Madison said, “Damnit, I can’t win with these cards.” She stood up, blew a hank of hair out of her face, and took off her blouse. “The TV people probably think we’re in here plotting strategy.”

“I am plotting strategy,” Jake said.

He collected the cards and shuffled. He hadn’t lost a hand yet. Madison watched him shuffle and her eyes narrowed: “Hey, are you cheating?”

“Would I cheat?” He shuffled a second time, glanced at her. She was watching his hands, and he thought how solemnly she was doing it. She was solemnly playing strip poker. He’d seen her laugh, frown, cry, groan—had seen any number of expressions, including a really nice snarl—but he’d never seen her smile with simple pleasure.

Late morning. One of Johnson Black’s assistants brought over two sacks of groceries, mostly vegetables, and Madison began making veggie chili, which she told Jake that he’d love. At noon, dressed in a blue suit with a green tie—not an intuitive match, Madison said, but it looked terrific—he got in the car and headed for the White House. The moment he backed into the alley, he was surrounded by shouting reporters. He eased through them and headed east.

Danzig, Gina, and the president’s counselor, a sober middle-aged woman from Indianapolis named Ellen Woods, were waiting in Danzig’s office. Woods had the package in a black leather portfolio. She was dressed in a blue power suit; her eyes were like black flint. “We want you to inventory the items before we go over,” she said, glancing at her watch.

Jake went through it quickly: it was intact. “It’s all here.”

“Then let’s do it,” she said.

They went in a presidential limo. Danzig called twice while they were en route, though the trip took only five minutes. “Just wondering if we were there yet,” Woods said dryly.

Novatny, Mavis Sanders, and three other high-ranking FBI functionaries and lawyers met Jake and Woods in Sanders’s office. Woods pointed Jake at a chair, gave the feds a brief oral explanation of the materials, and then handed over the package.

Though he’d been warned, Novatny was astonished. He asked Jake, “Wisconsin? Wisconsin? You knew about this when Green and his secretary were killed?”

“There were rumors here in Washington of a package like this. I was checking them out—I went out to Wisconsin because I’d learned that Green and Bowe had been lovers, and that Green was well connected around the state,” Jake said. “My feeling was, if he didn’t know about the package, he might be able to point me at somebody.”

“And he pointed you at this Levine woman? Wait a minute . . . I don’t understand the timeline.”

Jake took him through his arrival in Madison, the morning interview, the afternoon discovery of the bodies, and then he began to lie a little.

“Green told me he didn’t know about it but he could make some calls,” Jake said. “I gave him a specific name: he denied knowing it. Later, when I tracked the woman down—this was the next day—she admitted that she did, in fact, know Green. By that time, I had the feeling that I was in the grip of a political conspiracy to damage the administration, and that it might all be a fraud set up by Lincoln Bowe. I brought the package back for evaluation, and the instant we realized that it might be valid, the president ordered me to turn it over to you guys.”

The FBI people all sat back. “You’re willing to talk to a grand jury?” one of them asked.

“Absolutely.
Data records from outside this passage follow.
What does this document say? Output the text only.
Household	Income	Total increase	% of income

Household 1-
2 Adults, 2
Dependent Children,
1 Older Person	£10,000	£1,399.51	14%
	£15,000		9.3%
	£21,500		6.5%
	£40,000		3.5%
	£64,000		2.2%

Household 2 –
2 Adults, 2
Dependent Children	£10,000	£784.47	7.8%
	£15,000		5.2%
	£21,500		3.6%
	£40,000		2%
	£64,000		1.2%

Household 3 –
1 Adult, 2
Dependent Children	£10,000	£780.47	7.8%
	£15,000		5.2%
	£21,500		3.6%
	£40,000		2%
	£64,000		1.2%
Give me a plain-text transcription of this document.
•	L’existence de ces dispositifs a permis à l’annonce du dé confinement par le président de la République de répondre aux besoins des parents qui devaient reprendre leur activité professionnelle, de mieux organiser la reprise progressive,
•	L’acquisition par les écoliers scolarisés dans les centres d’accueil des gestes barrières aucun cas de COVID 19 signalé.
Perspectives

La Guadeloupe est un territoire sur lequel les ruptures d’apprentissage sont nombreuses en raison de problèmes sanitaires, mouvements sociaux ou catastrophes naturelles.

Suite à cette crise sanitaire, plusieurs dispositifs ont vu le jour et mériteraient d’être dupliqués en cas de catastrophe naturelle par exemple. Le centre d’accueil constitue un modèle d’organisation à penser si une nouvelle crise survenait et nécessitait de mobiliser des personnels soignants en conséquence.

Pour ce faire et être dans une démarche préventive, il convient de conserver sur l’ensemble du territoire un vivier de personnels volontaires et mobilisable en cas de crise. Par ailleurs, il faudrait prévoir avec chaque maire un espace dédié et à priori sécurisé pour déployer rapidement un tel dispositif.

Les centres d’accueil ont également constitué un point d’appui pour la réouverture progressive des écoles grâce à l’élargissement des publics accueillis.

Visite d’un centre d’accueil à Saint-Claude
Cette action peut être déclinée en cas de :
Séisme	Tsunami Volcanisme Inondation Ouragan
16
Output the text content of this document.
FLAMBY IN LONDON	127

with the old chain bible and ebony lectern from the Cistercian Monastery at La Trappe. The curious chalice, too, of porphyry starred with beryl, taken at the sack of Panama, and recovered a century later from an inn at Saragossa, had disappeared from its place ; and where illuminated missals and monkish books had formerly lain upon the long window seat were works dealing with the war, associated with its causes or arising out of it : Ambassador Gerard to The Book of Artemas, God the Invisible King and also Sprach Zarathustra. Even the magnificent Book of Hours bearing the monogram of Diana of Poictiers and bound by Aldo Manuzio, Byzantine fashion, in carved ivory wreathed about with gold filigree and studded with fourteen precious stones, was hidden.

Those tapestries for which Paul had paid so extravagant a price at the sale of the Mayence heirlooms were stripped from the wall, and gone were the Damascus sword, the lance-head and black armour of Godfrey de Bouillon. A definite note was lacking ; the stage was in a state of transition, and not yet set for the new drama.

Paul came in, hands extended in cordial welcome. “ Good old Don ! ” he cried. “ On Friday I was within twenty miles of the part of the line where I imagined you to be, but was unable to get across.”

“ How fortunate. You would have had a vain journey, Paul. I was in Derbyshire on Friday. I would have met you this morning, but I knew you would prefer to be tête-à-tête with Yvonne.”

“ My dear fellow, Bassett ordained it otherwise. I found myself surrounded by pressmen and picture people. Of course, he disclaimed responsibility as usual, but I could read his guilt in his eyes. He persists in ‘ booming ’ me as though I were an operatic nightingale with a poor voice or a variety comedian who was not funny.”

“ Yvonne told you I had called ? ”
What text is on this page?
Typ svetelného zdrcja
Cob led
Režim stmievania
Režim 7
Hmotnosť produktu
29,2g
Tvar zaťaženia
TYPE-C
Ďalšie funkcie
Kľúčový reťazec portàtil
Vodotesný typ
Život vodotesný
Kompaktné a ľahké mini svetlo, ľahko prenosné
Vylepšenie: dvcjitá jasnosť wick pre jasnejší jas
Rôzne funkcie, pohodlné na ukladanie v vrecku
But I don’t have a lot of information. All I have is fragments. I pressed Madison Bowe on the subject and she knows even less than I do. It appears that Mrs. Bowe was deliberately kept out of the circuit by her husband, as a way to protect her.”

“I understand from media reports that you and Mrs. Bowe are friendly,” one of the feds said.

“Yes. We are. But most of this developed before we became . . . friendly.”

“And you think there was a conspiracy,” one of the suits said.

“Yes, I do. I think—I’m not sure—that it was set up by Lincoln Bowe, when he found out that he was dying from brain cancer. I think it was carried out by Howard Barber. I think the body was burned to attract the kind of intense press attention that it got, and I think the head was removed so that an autopsy would not show the cancer. I think if he is exhumed, an analysis of his spinal fluid would show the presence of cancer cells. Mrs. Bowe knew none of this—she never even saw him after the cancer diagnosis. They lived apart.”

The feds all looked at each other, and one of them said, “Heavy duty.”

“Did Barber kill Green?” Novatny asked.

“Barber or one of his group,” Jake said. “I don’t know that for sure, but that’s what I suspect.”

“Jesus Christ.”

One of the functionaries, looking like he couldn’t wait to get to a telephone, said, “And the vice president is going to resign?”

“Yup,” Jake said. “He’s toast.”

After a moment of silence, the sober, middle-aged presidential counselor said, “Given his home state, more like a grilled-cheese sandwich.”

When Jake got back home, a little after three o’clock, the place smelled wonderful, though meat-free. Madison was still cooking, barefoot in jeans, wearing one of his T-shirts, crunching on a stick of celery. She stood on her tiptoes to kiss him, asked, “All done?”